Recognizing and applying simple things — such as launching promotions that align to China time zones and developing size charts that help Chinese consumers translate U.S. sizing—can make significant impact in results. That said, it’s a challenge to do all of this very well from our perch in the U.S., and without a local China team.

4. Brands matter. Chinese consumers have recently had to deal with catastrophic lack of trust in local products and retailers, as demonstrated by recent incidences of food poisoning and the proliferation of inauthentic product that is ubiquitous online in China. Consumers now seek to find the best and most trustworthy products they can afford. U.S. brands have an opportunity there — and need to capitalize on it by building trust and creating preference.

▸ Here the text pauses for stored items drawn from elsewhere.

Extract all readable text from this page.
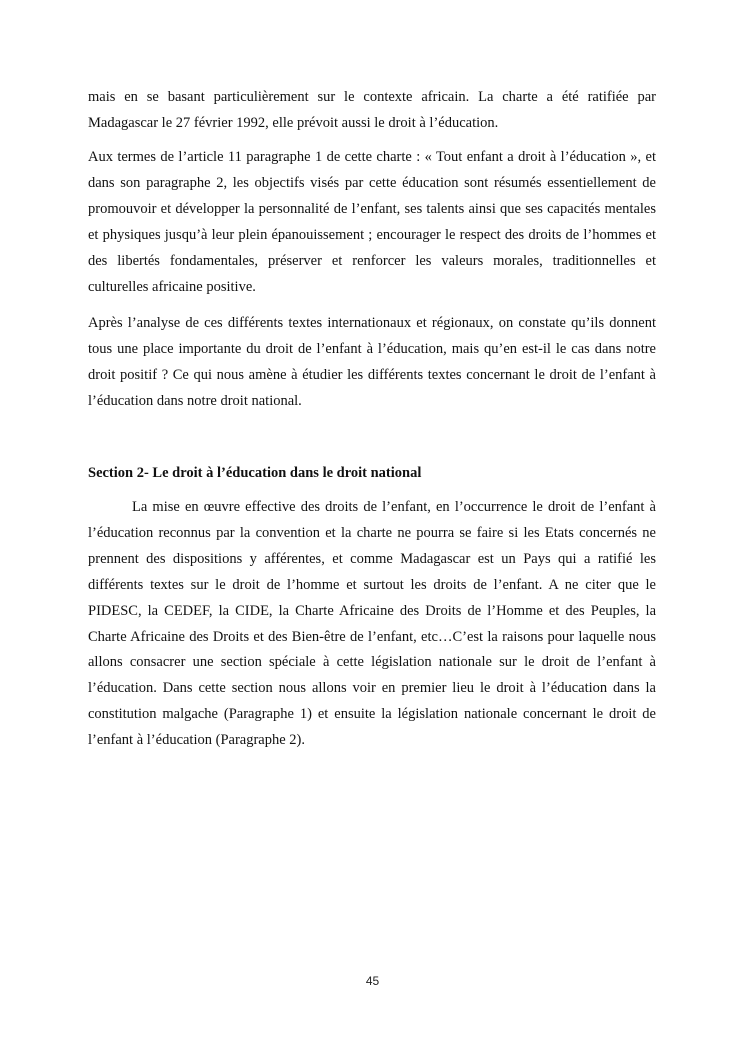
mais en se basant particulièrement sur le contexte africain. La charte a été ratifiée par Madagascar le 27 février 1992, elle prévoit aussi le droit à l’éducation.

Aux termes de l’article 11 paragraphe 1 de cette charte : « Tout enfant a droit à l’éducation », et dans son paragraphe 2, les objectifs visés par cette éducation sont résumés essentiellement de promouvoir et développer la personnalité de l’enfant, ses talents ainsi que ses capacités mentales et physiques jusqu’à leur plein épanouissement ; encourager le respect des droits de l’hommes et des libertés fondamentales, préserver et renforcer les valeurs morales, traditionnelles et culturelles africaine positive.

Après l’analyse de ces différents textes internationaux et régionaux, on constate qu’ils donnent tous une place importante du droit de l’enfant à l’éducation, mais qu’en est-il le cas dans notre droit positif ? Ce qui nous amène à étudier les différents textes concernant le droit de l’enfant à l’éducation dans notre droit national.

Section 2- Le droit à l’éducation dans le droit national

La mise en œuvre effective des droits de l’enfant, en l’occurrence le droit de l’enfant à l’éducation reconnus par la convention et la charte ne pourra se faire si les Etats concernés ne prennent des dispositions y afférentes, et comme Madagascar est un Pays qui a ratifié les différents textes sur le droit de l’homme et surtout les droits de l’enfant. A ne citer que le PIDESC, la CEDEF, la CIDE, la Charte Africaine des Droits de l’Homme et des Peuples, la Charte Africaine des Droits et des Bien-être de l’enfant, etc…C’est la raisons pour laquelle nous allons consacrer une section spéciale à cette législation nationale sur le droit de l’enfant à l’éducation. Dans cette section nous allons voir en premier lieu le droit à l’éducation dans la constitution malgache (Paragraphe 1) et ensuite la législation nationale concernant le droit de l’enfant à l’éducation (Paragraphe 2).

45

The good news is that we already have a leg up — most Chinese consumers inherently trust U.S. brands and products; they just need time and engagement to build a relationship with a brand. But there are no short cuts. Companies have to spend the time and use China-specific marketing approaches to be relevant and accessible.

5. Sales, rebates and promotions work for a reason. But not the same reason you think when it comes to China. All brands know that holiday-driven sales and promotions are a strategy for customer acquisition, also true in China. Where else can you imagine creating a shopping holiday targeting “singles” that generated over $9B in sales in one day? But U.S. retailers operate on the premise that a customer will try a product at a lower price, and come back for the same or different product because of the established relationship, and pay full price. In China, it’s rare to pay full price – ever. Thinking the purchase of sale items will lead to repeat (full price) business is a very American assumption. There is an important and fine balance to strike when building a brand, business, and loyal customer base in China.

While China can seem as easy as ‘plug and play’, we’ve learned that the real strategy is ‘build and engage.’ Jack Ma’s vision for global access — for a borderless consumer experience — is clearly upon us. But the challenge of reaching, enticing and establishing a long-term relationship with the increasingly important Chinese consumer, requires an investment in understanding these consumers, including the likes, dislikes and overall shopping habits. We’ve learned not to underestimate the potential for growth in China with a population of 1.4 billion consumers. And we’ve also learned that it’s critical to make a good first impression and put your best foot forward.

Scott Thompson is the CEO of ShopRunner, a leader in helping U.S. retailers with their domestic and global e-commerce strategies. Working with over 125 leading global brands such as Neiman Marcus, Under Armour, and GNC, ShopRunner has been on the ground in China for the last year helping navigate the biggest market opportunity for U.S. retailers.